The executive, Daniel F. Akerson, said that G.M. was working to maximize its payback to taxpayers, but that the government did not make a bad investment even if it did not recover the full amount given to the company.
“At some level, the government’s got to decide: are they an investor or were they trying to save the industry?” Mr. Akerson told reporters ahead of G.M.’s first annual stockholder meeting since its 2009 government-financed bankruptcy.
A report last week by the White House National Economic Council concluded that the government would probably have to write off about $14 billion of the $80 billion spent rescuing the auto industry by the Bush and Obama administrations.
Mr.

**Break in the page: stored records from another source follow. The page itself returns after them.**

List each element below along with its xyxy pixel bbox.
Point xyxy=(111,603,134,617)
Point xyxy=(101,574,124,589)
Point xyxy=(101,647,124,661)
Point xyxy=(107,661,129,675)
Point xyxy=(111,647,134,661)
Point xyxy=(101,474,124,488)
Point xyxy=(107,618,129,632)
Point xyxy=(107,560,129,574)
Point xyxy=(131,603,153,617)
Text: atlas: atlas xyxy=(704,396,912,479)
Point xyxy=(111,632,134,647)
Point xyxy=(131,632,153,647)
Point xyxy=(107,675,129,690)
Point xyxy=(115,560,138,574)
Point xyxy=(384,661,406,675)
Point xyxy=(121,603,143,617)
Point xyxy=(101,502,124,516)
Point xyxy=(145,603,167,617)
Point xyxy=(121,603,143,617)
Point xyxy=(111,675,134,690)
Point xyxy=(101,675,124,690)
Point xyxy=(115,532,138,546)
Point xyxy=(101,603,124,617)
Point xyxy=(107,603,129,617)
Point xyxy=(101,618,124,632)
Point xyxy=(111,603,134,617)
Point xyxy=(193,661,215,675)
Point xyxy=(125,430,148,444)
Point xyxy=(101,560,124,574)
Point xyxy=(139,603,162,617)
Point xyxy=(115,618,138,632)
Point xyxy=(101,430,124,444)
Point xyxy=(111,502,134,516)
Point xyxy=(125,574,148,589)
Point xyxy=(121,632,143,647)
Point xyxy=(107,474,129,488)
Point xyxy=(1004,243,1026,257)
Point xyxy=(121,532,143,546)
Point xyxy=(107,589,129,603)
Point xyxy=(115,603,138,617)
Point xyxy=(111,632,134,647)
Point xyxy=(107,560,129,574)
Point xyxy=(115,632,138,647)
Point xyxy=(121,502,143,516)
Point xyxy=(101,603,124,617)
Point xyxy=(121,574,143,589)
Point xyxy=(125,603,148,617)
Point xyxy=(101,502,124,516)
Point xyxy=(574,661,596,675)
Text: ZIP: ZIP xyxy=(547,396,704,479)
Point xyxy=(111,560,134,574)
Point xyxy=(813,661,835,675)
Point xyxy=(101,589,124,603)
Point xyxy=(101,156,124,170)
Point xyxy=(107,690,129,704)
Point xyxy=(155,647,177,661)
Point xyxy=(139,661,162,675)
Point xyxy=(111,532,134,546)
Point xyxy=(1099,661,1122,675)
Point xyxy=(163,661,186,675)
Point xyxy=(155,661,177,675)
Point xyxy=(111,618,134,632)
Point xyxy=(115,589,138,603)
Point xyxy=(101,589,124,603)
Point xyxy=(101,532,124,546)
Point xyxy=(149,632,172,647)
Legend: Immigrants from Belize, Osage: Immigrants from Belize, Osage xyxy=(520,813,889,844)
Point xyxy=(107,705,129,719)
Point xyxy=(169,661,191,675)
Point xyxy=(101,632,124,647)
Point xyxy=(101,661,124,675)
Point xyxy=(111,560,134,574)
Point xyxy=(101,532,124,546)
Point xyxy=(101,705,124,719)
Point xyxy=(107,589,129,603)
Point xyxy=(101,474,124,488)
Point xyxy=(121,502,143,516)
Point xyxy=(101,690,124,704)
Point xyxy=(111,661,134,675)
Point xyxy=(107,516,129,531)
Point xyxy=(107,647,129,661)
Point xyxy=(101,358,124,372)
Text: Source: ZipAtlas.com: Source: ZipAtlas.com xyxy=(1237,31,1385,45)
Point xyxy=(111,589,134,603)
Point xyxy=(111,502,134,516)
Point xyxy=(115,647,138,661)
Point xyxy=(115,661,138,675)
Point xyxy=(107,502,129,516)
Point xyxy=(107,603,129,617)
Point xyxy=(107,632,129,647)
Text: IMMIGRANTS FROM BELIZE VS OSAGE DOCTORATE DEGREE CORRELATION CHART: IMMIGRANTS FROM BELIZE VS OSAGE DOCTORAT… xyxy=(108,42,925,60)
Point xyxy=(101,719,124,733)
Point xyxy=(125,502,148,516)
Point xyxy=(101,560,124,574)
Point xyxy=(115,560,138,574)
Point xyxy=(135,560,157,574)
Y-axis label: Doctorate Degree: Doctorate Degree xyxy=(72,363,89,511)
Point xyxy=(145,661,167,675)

Akerson said that a G.M. liquidation would have saddled taxpayers with more than $17 billion in pension liabilities. G.M. has cut its pension shortfall in half since 2009, he said, adding that he wanted the plan to be fully financed during his tenure as chief executive.
Because most of the $50 billion G.M. received was converted to an equity stake held by the Treasury Department, Mr. Akerson said G.M. had “technically” repaid its debt to the government, but he added that executives were “doing our level best” to help taxpayers recoup the remaining amount. The Treasury, which still owns 26 percent of G.M., has recovered about half of its investment in G.M.
Shares of G.M. rose 22 cents on Tuesday, to $28.78, compared with the initial public offering price of $33 in November. To break even, the Treasury needs to sell its remaining shares at an average price of about $53.
The Treasury is expected to begin selling more of its G.M. stake as soon as August, but it can wait longer if the shares remain below their original price. G.M. has no say in the matter, Mr. Akerson said.
He said the recent decline in G.M.’s share value mirrored what had happened to competitors’ stocks and attributed it to economic instability.
“There’s a lot of uncertainty about a jobless recovery,” he said.
He said G.M.’s performance was tied to the economy and that the government needed to reduce its deficit to calm the markets and avoid “playing chicken” with its credit rating.
G.M.’s stockholder meeting, held in Detroit for the first time since 1990, was sparsely attended and contained none of the tension that had been common before its bankruptcy. The company has posted five consecutive quarterly profits, earning $4.7 billion last year. Mr. Akerson opened the meeting by contrasting G.M.’s progress since bankruptcy with its bleak outlook before that.
“General Motors almost made history by not making any more future histories,” he said.